John Rawls, who served as the Conant professor emeritus and was one of the most notable political and moral philosophers of the 20th century, died at his home in Lexington on Sunday. He was 81.
Rawls is credited with reviving the social contract tradition in social and moral philosophy. He devoted his life to the study of the subject of justice, refining and working on his theory for 50 years.
“His achievement in moral and political philosophy is certainly the largest achievement in the English-speaking world since John Stuart Mill’s,” said MIT Professor of Social and Political Philosophy Joshua Cohen.
“He wouldn’t have gone in for rankings, but his work has a place among the greatest tradition of moral and political philosophy and that would include Plato, Aristotle, Rousseau. I expect his work to continue to be studied for the indefinite future,” said Cohen, whose dissertation was advised by Rawls.
Bass Professor of Government Michael J. Sandel recalled his first encounter with Rawls, whom he called “a quiet but towering voice for a more tolerant and generous way of organizing modern democratic societies.”
“In my first year as a young assistant professor at Harvard, the phone in my office rang,” Sandel wrote in an e-mail. “The voice on the other end said, ‘This is John Rawls, R-A-W-L-S.’ It was as if God himself had phoned to invite me to lunch, and spelled his name just in case I didn’t know who he was.”
Rawls’ magnum opus, A Theory of Justice, is regarded as a staple of undergraduate curriculums and is studied by economists, political scientists and legal academics alike.
It argues persuasively for a political philosophy based on equality and individual rights. It describes the reconciliation of liberty and equality, concepts that were viewed as fundamentally at odds for much of the 20th century. Rawls was more egalitarian than any major political party in this country.
“Rawls wrote A Theory of Justice and it was a truly extraordinary achievement both for its intrinsic merit and because it was written against a kind of backdrop of a kind of wasteland in the field,” Cohen said.
Rawls was also an influential teacher for the next two generations of important moral and political philosophers.
“There was nothing sparkling about his teaching. It was not somber, but serious. He taught how to take the history seriously and consider yourself in a kind of conversation with the great thinkers,” Cohen said.
In 1997 Harvard awarded Rawls an honorary Doctor of Laws degree.
In 1999 Rawls was honored in a special ceremony at the White House where President Clinton and First Lady Hillary Rodham Clinton presented him with the National Humanities Medal.

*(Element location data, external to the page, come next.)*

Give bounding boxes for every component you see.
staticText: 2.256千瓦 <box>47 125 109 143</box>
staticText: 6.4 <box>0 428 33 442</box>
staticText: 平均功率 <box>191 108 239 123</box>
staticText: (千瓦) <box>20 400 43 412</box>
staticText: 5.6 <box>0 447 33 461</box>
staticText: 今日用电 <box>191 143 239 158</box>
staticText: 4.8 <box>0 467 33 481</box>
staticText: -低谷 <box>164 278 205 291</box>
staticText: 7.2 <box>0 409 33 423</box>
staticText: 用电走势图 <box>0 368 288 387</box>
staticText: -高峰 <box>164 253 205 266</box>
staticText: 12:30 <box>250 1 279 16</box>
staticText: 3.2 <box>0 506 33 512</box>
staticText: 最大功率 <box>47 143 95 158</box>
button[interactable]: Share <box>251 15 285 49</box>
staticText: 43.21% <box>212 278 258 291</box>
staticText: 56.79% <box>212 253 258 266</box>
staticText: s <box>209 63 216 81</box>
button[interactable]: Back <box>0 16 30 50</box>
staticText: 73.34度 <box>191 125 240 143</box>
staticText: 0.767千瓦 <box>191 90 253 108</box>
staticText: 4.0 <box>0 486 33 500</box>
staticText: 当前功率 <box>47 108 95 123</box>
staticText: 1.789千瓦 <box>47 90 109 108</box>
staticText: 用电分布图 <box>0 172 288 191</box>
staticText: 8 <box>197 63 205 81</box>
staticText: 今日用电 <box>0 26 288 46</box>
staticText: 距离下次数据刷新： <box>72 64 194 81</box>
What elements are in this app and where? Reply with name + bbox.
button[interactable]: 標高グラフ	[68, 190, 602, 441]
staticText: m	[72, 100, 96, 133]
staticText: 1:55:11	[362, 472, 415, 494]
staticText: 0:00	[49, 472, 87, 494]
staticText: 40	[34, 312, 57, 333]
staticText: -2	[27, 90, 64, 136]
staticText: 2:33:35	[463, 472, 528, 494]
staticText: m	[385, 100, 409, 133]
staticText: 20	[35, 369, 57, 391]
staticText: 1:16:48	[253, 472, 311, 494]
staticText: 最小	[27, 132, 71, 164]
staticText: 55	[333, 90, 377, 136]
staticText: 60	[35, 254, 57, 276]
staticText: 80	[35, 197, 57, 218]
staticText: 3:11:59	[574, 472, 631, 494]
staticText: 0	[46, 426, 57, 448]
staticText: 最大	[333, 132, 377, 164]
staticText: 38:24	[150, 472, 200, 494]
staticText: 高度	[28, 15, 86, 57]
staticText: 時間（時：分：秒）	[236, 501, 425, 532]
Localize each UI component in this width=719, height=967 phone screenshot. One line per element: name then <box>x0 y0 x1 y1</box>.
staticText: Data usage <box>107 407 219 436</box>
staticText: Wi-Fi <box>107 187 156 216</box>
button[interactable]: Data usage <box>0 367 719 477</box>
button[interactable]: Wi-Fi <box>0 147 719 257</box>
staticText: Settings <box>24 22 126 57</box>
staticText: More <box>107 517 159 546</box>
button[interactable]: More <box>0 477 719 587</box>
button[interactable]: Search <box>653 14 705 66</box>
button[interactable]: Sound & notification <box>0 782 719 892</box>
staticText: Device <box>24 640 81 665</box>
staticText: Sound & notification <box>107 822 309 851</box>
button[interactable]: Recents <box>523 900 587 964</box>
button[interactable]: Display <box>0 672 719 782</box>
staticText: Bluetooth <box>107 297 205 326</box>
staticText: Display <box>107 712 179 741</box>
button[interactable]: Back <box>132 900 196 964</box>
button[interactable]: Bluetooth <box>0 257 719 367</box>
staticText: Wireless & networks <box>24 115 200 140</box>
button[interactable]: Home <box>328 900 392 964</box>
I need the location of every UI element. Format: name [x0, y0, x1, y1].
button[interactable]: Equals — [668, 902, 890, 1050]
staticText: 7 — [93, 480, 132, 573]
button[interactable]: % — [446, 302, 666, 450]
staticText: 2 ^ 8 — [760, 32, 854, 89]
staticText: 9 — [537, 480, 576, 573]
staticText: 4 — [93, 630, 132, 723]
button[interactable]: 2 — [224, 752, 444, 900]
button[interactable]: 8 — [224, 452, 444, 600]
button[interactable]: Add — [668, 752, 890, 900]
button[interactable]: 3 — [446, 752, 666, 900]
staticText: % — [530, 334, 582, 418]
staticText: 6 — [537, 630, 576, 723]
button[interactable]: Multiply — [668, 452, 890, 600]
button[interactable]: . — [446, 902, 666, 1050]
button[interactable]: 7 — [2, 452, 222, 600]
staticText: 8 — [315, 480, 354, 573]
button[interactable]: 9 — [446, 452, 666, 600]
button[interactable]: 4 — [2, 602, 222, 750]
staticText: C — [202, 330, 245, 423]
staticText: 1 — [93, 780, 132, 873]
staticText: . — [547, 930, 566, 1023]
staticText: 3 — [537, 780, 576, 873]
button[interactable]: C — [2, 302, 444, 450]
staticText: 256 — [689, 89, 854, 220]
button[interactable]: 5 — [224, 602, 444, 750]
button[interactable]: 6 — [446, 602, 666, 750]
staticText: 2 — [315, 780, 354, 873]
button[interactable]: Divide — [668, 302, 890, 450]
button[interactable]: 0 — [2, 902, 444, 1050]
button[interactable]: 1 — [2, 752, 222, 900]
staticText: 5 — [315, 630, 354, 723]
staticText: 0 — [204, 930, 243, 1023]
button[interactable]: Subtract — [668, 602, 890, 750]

Four weeks ago, Rawls became the second living philosopher to have a Cambridge Companion volume published on him. His wife painted the portrait of him that appears on the cover.
“It is a fitting tribute,” said Samuel R. Freeman, a professor of philosophy and law at the University of Pennsylvania who edited Rawls’ papers and is editing for publication his lectures on political philosophy.